Billy Burnet
- Born: William Alexander Burnet 6 March 1886 Hawick, Scotland
- Died: 25 July 1958 (aged 72)

Rugby union career
- Position: Centre

Amateur team(s)
- Years: Team / Apps / (Points)
- Hawick Teviot Union
- Hawick

Provincial / State sides
- Years: Team / Apps / (Points)
- 1910: South of Scotland

International career
- Years: Team / Apps / (Points)
- 1912: Scotland / 1 / (0)

Refereeing career
- Years: Competition /  / Apps
- 1919-37: Scottish Districts

= Billy Burnet =

Scotland international rugby union player & referee

Billy Burnet (6 March 1886 – 25 July 1958) was a Scotland international rugby union player. He played as a Centre. He later became a rugby union referee.

==Rugby Union career==

===Amateur career===

He began playing rugby for Hawick Teviot Union.

He played for Hawick.

===Provincial career===

Burnet played for the South of Scotland in 1910.

===International career===

He was capped once for Scotland in 1912.

The Hawick News and Border Chronicle on 9 May 1913 detailed the end of season Hawick speech which remarked on Burnet's brief international career:

Their vice-captain, Billy Burnet, had given them a few years of excellent service. Like the captain, he too had been capped on which occasion he had come out of the ordeal with flying colours. Had been playing inside to Sutherland against South Africa, was safe to say that Sutherland's great efforts that day have borne fruit.

===Referee career===

When his playing career finished, Burnet took up refereeing rugby union matches.

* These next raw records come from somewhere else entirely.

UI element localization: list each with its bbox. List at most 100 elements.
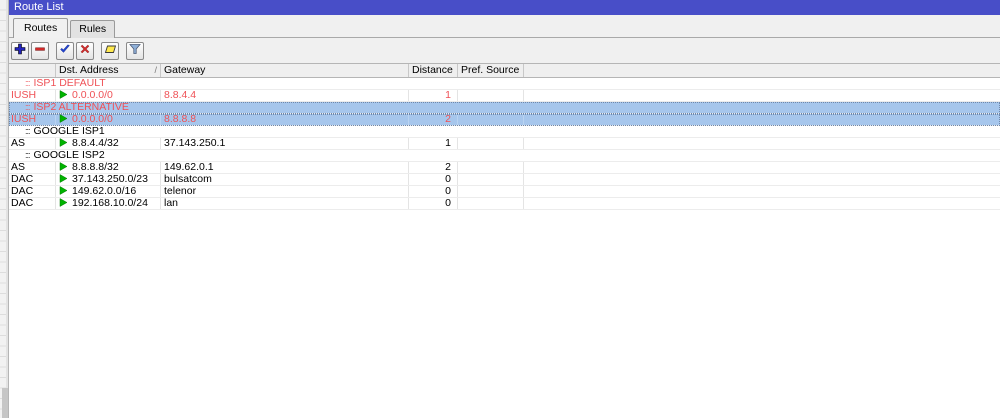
dst-address-cell: 0.0.0.0/0 bbox=[56, 90, 161, 101]
filler-cell bbox=[524, 114, 1000, 125]
gateway-cell: 8.8.4.4 bbox=[161, 90, 409, 101]
comment-text: GOOGLE ISP2 bbox=[33, 149, 105, 161]
column-header-pref-source[interactable]: Pref. Source bbox=[458, 64, 524, 77]
flags-cell: AS bbox=[9, 138, 56, 149]
tab-bar: Routes Rules bbox=[9, 15, 1000, 38]
check-icon bbox=[59, 42, 71, 60]
dst-address-value: 37.143.250.0/23 bbox=[72, 174, 148, 185]
route-arrow-icon bbox=[59, 90, 68, 101]
cross-icon bbox=[79, 42, 91, 60]
comment-row[interactable]: ::: ISP2 ALTERNATIVE bbox=[9, 102, 1000, 114]
dst-address-cell: 37.143.250.0/23 bbox=[56, 174, 161, 185]
filler-cell bbox=[524, 186, 1000, 197]
gateway-cell: bulsatcom bbox=[161, 174, 409, 185]
column-header-dst-label: Dst. Address bbox=[59, 64, 119, 76]
route-table: Dst. Address / Gateway Distance Pref. So… bbox=[9, 63, 1000, 418]
comment-button[interactable] bbox=[101, 41, 119, 60]
dst-address-cell: 0.0.0.0/0 bbox=[56, 114, 161, 125]
route-arrow-icon bbox=[59, 186, 68, 197]
table-header: Dst. Address / Gateway Distance Pref. So… bbox=[9, 63, 1000, 78]
flags-cell: IUSH bbox=[9, 114, 56, 125]
funnel-icon bbox=[129, 42, 141, 60]
tab-routes[interactable]: Routes bbox=[13, 18, 69, 38]
comment-row[interactable]: ::: GOOGLE ISP1 bbox=[9, 126, 1000, 138]
route-row[interactable]: AS 8.8.8.8/32 149.62.0.1 2 bbox=[9, 162, 1000, 174]
dst-address-cell: 149.62.0.0/16 bbox=[56, 186, 161, 197]
window-titlebar[interactable]: Route List bbox=[9, 0, 1000, 15]
flags-cell: DAC bbox=[9, 186, 56, 197]
distance-cell: 1 bbox=[409, 138, 458, 149]
comment-icon: ::: bbox=[25, 102, 30, 112]
comment-text: ISP2 ALTERNATIVE bbox=[33, 101, 129, 113]
pref-source-cell bbox=[458, 198, 524, 209]
distance-cell: 1 bbox=[409, 90, 458, 101]
route-arrow-icon bbox=[59, 162, 68, 173]
remove-button[interactable] bbox=[31, 41, 49, 60]
pref-source-cell bbox=[458, 138, 524, 149]
dst-address-value: 149.62.0.0/16 bbox=[72, 186, 137, 197]
dst-address-value: 192.168.10.0/24 bbox=[72, 198, 148, 209]
minus-icon bbox=[34, 42, 46, 60]
enable-button[interactable] bbox=[56, 41, 74, 60]
dst-address-cell: 8.8.8.8/32 bbox=[56, 162, 161, 173]
column-header-distance[interactable]: Distance bbox=[409, 64, 458, 77]
gateway-cell: 37.143.250.1 bbox=[161, 138, 409, 149]
dst-address-cell: 8.8.4.4/32 bbox=[56, 138, 161, 149]
note-icon bbox=[104, 42, 117, 60]
distance-cell: 0 bbox=[409, 186, 458, 197]
pref-source-cell bbox=[458, 186, 524, 197]
route-list-window: Route List Routes Rules Dst. Address / G… bbox=[8, 0, 1000, 418]
pref-source-cell bbox=[458, 162, 524, 173]
distance-cell: 0 bbox=[409, 174, 458, 185]
route-row[interactable]: IUSH 0.0.0.0/0 8.8.4.4 1 bbox=[9, 90, 1000, 102]
tab-rules[interactable]: Rules bbox=[70, 20, 116, 38]
comment-icon: ::: bbox=[25, 126, 30, 136]
route-row[interactable]: IUSH 0.0.0.0/0 8.8.8.8 2 bbox=[9, 114, 1000, 126]
pref-source-cell bbox=[458, 174, 524, 185]
route-row[interactable]: AS 8.8.4.4/32 37.143.250.1 1 bbox=[9, 138, 1000, 150]
window-title: Route List bbox=[14, 1, 64, 13]
gateway-cell: 149.62.0.1 bbox=[161, 162, 409, 173]
toolbar bbox=[9, 38, 1000, 63]
filler-cell bbox=[524, 90, 1000, 101]
disable-button[interactable] bbox=[76, 41, 94, 60]
dst-address-value: 0.0.0.0/0 bbox=[72, 114, 113, 125]
route-arrow-icon bbox=[59, 174, 68, 185]
distance-cell: 2 bbox=[409, 162, 458, 173]
dst-address-cell: 192.168.10.0/24 bbox=[56, 198, 161, 209]
filler-cell bbox=[524, 138, 1000, 149]
column-header-gateway[interactable]: Gateway bbox=[161, 64, 409, 77]
distance-cell: 2 bbox=[409, 114, 458, 125]
screen: Route List Routes Rules Dst. Address / G… bbox=[0, 0, 1000, 418]
table-rows: ::: ISP1 DEFAULT IUSH 0.0.0.0/0 8.8.4.4 1::: I… bbox=[9, 78, 1000, 418]
flags-cell: AS bbox=[9, 162, 56, 173]
column-header-flags[interactable] bbox=[9, 64, 56, 77]
comment-icon: ::: bbox=[25, 78, 30, 88]
gateway-cell: lan bbox=[161, 198, 409, 209]
filter-button[interactable] bbox=[126, 41, 144, 60]
column-header-dst-address[interactable]: Dst. Address / bbox=[56, 64, 161, 77]
route-row[interactable]: DAC 37.143.250.0/23 bulsatcom 0 bbox=[9, 174, 1000, 186]
pref-source-cell bbox=[458, 114, 524, 125]
filler-cell bbox=[524, 162, 1000, 173]
dst-address-value: 8.8.8.8/32 bbox=[72, 162, 119, 173]
add-button[interactable] bbox=[11, 41, 29, 60]
background-panel bbox=[0, 0, 8, 418]
flags-cell: DAC bbox=[9, 198, 56, 209]
comment-row[interactable]: ::: ISP1 DEFAULT bbox=[9, 78, 1000, 90]
sort-indicator-icon: / bbox=[154, 65, 157, 75]
flags-cell: IUSH bbox=[9, 90, 56, 101]
plus-icon bbox=[14, 42, 26, 60]
comment-row[interactable]: ::: GOOGLE ISP2 bbox=[9, 150, 1000, 162]
filler-cell bbox=[524, 198, 1000, 209]
comment-text: ISP1 DEFAULT bbox=[33, 77, 106, 89]
route-arrow-icon bbox=[59, 114, 68, 125]
comment-text: GOOGLE ISP1 bbox=[33, 125, 105, 137]
flags-cell: DAC bbox=[9, 174, 56, 185]
route-row[interactable]: DAC 192.168.10.0/24 lan 0 bbox=[9, 198, 1000, 210]
dst-address-value: 8.8.4.4/32 bbox=[72, 138, 119, 149]
gateway-cell: telenor bbox=[161, 186, 409, 197]
comment-icon: ::: bbox=[25, 150, 30, 160]
route-row[interactable]: DAC 149.62.0.0/16 telenor 0 bbox=[9, 186, 1000, 198]
column-header-filler bbox=[524, 64, 1000, 77]
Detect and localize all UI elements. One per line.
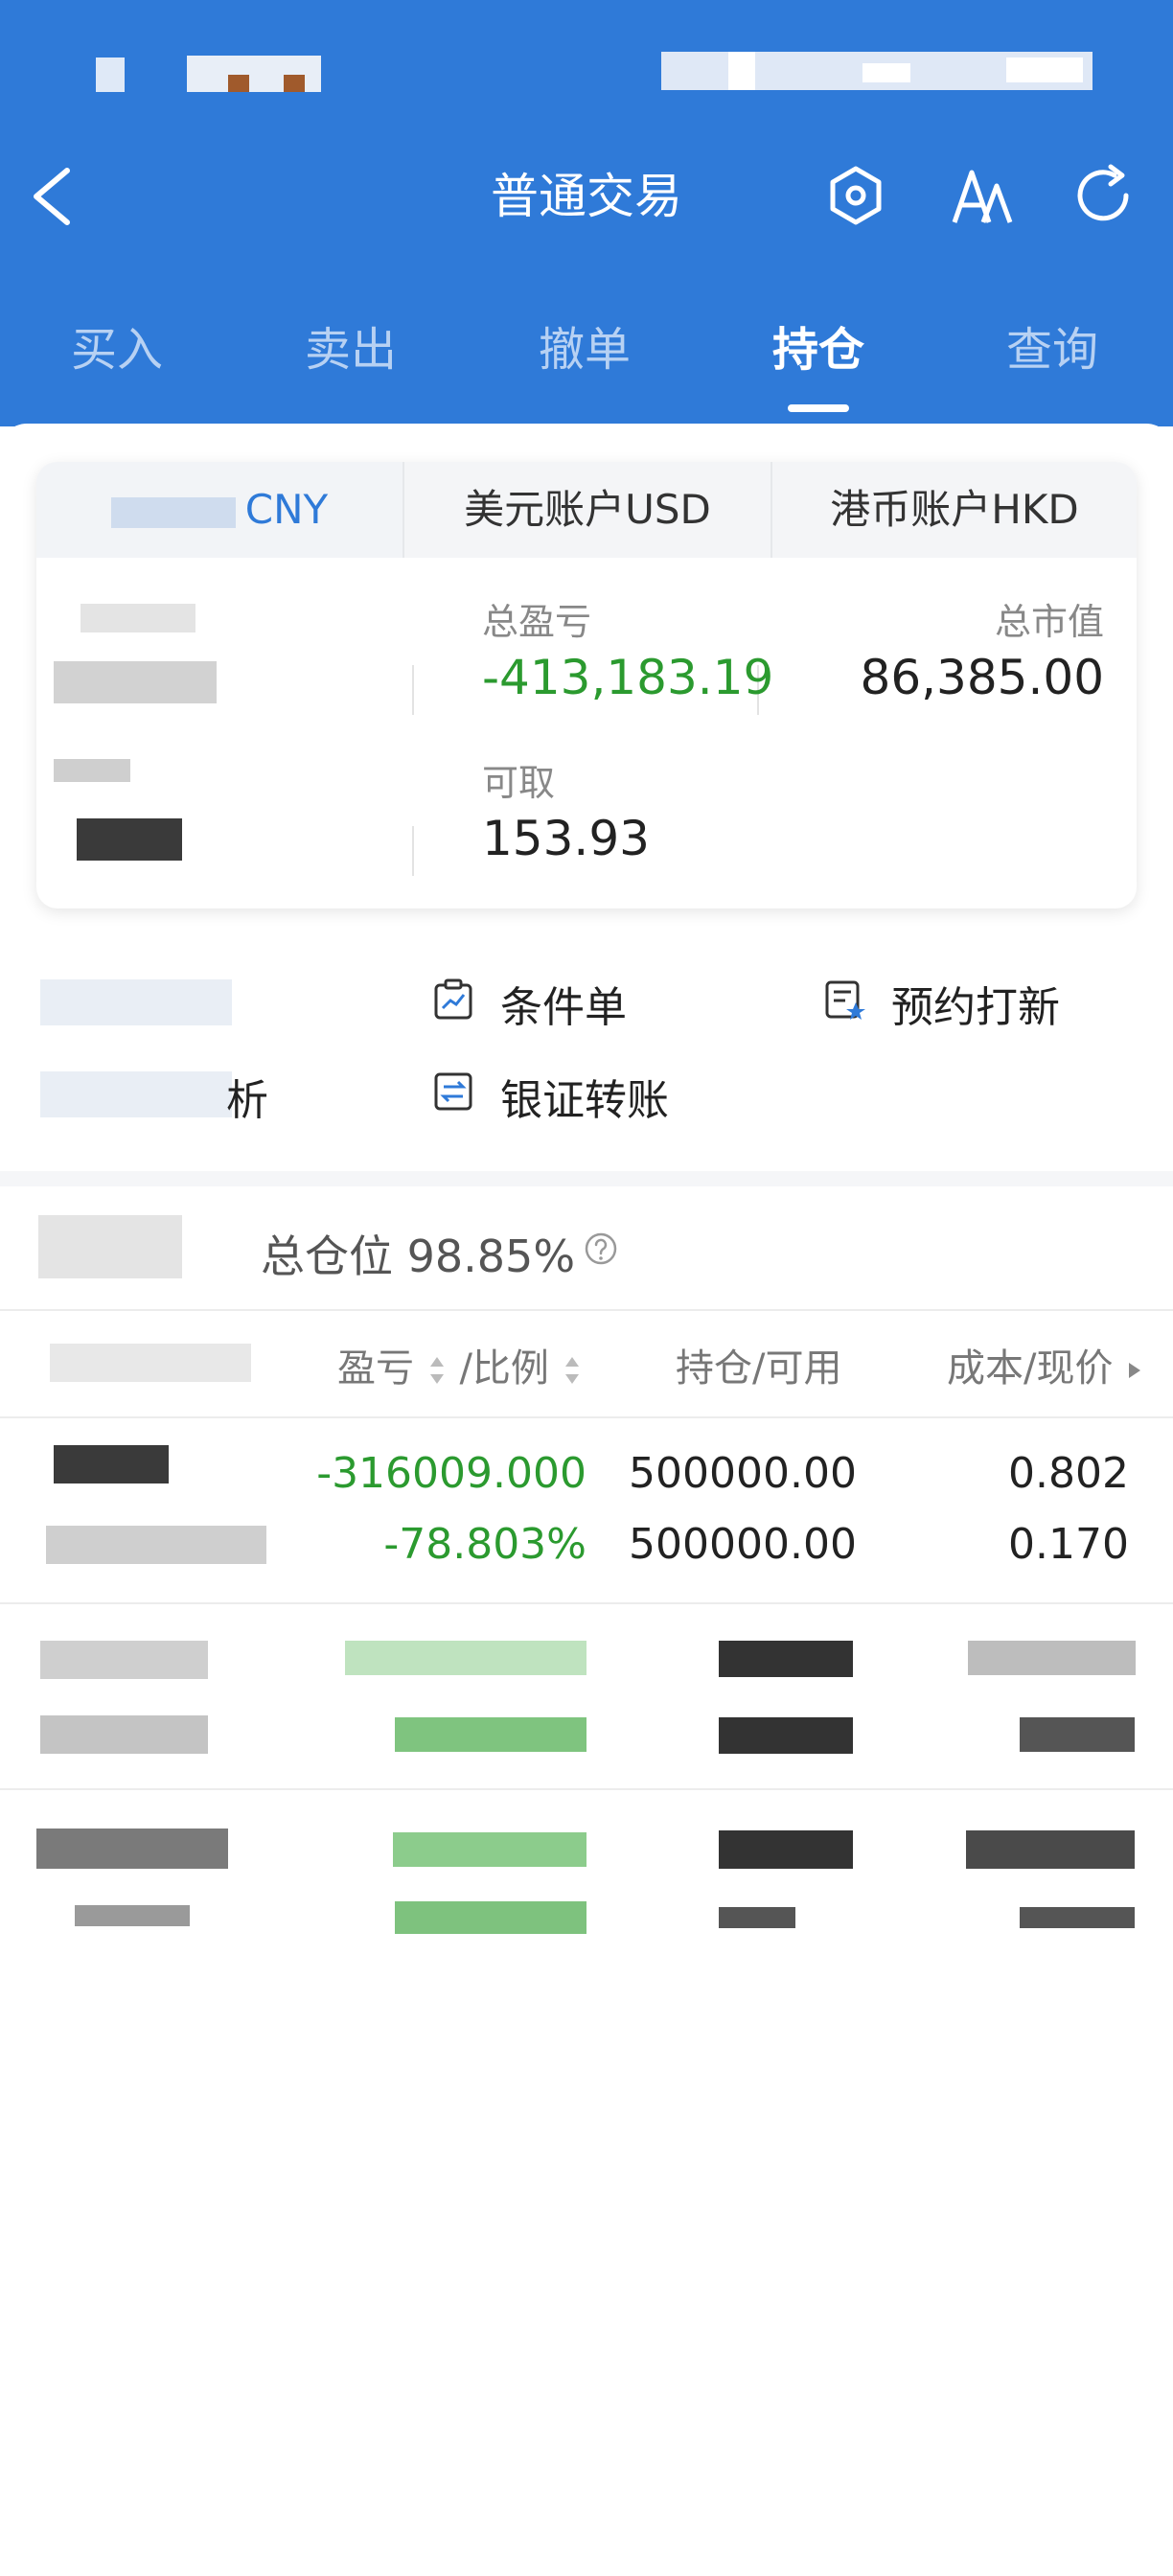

Remarking on his retirement from the game in 1937, the Hawick Express stated:

Billy Burnet whose pre-war days gave great service to our Club took up refereeing in 1919, and was not long in proving that he was as capable a referee as he had been as a player. He was, season after season, in great demand for all big club matches, and was also given control of Trial and International games. At the close of last season he decided to retire, and at the annual general meeting of the Scottish Rugby Union it was gratifying to hear the President. Mr. A. A. Lawrie. pay tribute to the splendid work done for Scottish Rugby by Billy's great efficiency as a referee. I think his maxim must have been "Firmness, fairness and fitness". Mr. Burnet has always been of great assistance to his home club, and he now will be able to watch the Greens and give us advice on how to improve our team's position in the Scottish rugby world.